The first magnetoresistive effect was discovered in 1856 by William Thomson, better known as Lord Kelvin, but he was unable to lower the electrical resistance of anything by more than 5%. Today, systems including semimetals and concentric ring EMR structures are known. In these, a magnetic field can adjust the resistance by orders of magnitude. Since different mechanisms can alter the resistance, it is useful to separately consider situations where it depends on a magnetic field directly (e.g. geometric magnetoresistance and multiband magnetoresistance) and those where it does so indirectly through magnetization (e.g. AMR and TMR).

William Thomson (Lord Kelvin) first discovered ordinary magnetoresistance in 1856. He experimented with pieces of iron and discovered that the resistance increases when the current is in the same direction as the magnetic force and decreases when the current is at 90° to the magnetic force. He then did the same experiment with nickel and found that it was affected in the same way but the magnitude of the effect was greater. This effect is referred to as anisotropic magnetoresistance (AMR).

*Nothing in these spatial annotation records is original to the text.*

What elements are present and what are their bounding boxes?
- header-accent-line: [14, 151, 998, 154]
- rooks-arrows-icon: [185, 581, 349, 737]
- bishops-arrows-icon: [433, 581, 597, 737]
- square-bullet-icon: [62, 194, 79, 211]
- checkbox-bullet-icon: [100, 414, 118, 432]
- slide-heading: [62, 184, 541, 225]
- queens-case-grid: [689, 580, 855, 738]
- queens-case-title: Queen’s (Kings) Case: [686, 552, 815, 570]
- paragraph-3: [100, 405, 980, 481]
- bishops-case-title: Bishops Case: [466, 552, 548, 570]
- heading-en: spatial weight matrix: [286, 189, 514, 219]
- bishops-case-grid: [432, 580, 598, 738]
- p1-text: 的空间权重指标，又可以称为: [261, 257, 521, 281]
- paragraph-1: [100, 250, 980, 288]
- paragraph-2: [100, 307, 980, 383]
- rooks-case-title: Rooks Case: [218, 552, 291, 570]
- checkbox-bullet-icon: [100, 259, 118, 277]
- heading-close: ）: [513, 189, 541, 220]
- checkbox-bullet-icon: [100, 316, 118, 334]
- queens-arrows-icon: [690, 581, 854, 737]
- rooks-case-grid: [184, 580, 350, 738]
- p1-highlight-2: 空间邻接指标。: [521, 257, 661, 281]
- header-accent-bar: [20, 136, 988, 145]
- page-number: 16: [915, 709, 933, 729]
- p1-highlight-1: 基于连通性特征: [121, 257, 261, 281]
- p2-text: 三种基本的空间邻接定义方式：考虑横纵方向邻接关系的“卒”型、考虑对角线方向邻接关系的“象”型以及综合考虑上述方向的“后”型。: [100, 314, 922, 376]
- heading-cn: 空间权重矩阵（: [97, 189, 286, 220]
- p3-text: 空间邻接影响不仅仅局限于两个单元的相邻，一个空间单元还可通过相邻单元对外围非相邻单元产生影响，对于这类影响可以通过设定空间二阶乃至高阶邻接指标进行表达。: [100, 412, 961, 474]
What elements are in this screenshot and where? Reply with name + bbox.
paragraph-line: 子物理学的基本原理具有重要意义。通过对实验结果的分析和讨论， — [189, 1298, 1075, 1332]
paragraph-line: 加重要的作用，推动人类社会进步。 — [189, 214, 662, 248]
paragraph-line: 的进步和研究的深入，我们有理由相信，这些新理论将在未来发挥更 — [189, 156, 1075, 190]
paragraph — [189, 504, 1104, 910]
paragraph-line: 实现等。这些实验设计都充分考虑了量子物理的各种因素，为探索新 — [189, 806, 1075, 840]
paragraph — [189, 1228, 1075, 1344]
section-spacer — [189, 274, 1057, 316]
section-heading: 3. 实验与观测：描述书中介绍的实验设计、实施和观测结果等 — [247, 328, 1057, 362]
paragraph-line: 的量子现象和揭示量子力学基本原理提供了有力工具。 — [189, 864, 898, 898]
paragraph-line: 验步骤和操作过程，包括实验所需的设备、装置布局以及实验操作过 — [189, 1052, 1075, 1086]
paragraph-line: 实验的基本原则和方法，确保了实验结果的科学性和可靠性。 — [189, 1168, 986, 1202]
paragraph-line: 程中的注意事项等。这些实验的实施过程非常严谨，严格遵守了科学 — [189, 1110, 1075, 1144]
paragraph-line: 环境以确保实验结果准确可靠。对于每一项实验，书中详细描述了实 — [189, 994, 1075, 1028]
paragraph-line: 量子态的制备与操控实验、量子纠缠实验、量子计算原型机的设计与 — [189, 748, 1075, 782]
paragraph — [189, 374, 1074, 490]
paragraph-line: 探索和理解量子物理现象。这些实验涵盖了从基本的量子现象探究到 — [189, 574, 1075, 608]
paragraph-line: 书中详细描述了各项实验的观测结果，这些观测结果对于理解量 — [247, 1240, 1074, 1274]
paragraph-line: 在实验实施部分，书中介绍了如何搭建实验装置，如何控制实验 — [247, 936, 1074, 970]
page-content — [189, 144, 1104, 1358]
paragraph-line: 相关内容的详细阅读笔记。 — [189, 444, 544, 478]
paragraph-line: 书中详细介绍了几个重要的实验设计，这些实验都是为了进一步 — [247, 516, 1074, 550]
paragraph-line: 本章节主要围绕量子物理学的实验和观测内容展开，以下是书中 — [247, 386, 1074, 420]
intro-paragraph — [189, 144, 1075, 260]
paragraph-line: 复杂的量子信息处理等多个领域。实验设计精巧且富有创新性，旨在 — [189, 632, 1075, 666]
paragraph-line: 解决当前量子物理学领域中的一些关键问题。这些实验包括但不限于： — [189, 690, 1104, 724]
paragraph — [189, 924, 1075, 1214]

In 2007, Albert Fert and Peter Grünberg were jointly awarded the Nobel Prize for the discovery of giant magnetoresistance.

An example of magnetoresistance due to direct action of magnetic field on electric current can be studied on a Corbino disc (see Figure). It consists of a conducting annulus with perfectly conducting rims. Without a magnetic field, the battery drives a radial current between the rims. When a magnetic field perpendicular to the plane of the annulus is applied, (either into or out of the page) a circular component of current flows as well, due to Lorentz force. Initial interest in this problem began with Boltzmann in 1886, and independently was re-examined by Corbino in 1911.

In a simple model, supposing the response to the Lorentz force is the same as for an electric field, the carrier velocity v is given by: $${\displaystyle \mathbf {v} =\mu \left(\mathbf {E} +\mathbf {v\times B} \right),}$$ where μ is the carrier mobility. Solving for the velocity, we find:

$${\displaystyle {\begin{aligned}\mathbf {v} &={\frac {\mu }{1+(\mu B)^{2}}}\left(\mathbf {E} +\mu \mathbf {E\times B} +\mu ^{2}(\mathbf {B\cdot E} )\mathbf {B} \right)\\&={\frac {\mu }{1+(\mu B)^{2}}}\left(\mathbf {E} _{\perp }+\mu \mathbf {E\times B} \right)+\mu \mathbf {E} _{\parallel }\,\end{aligned}}}$$

where the effective reduction in mobility due to the B-field (for motion perpendicular to this field) is apparent. Electric current (proportional to the radial component of velocity) will decrease with increasing magnetic field and hence the resistance of the device will increase. Critically, this magnetoresistive scenario depends sensitively on the device geometry and current lines and it does not rely on magnetic materials.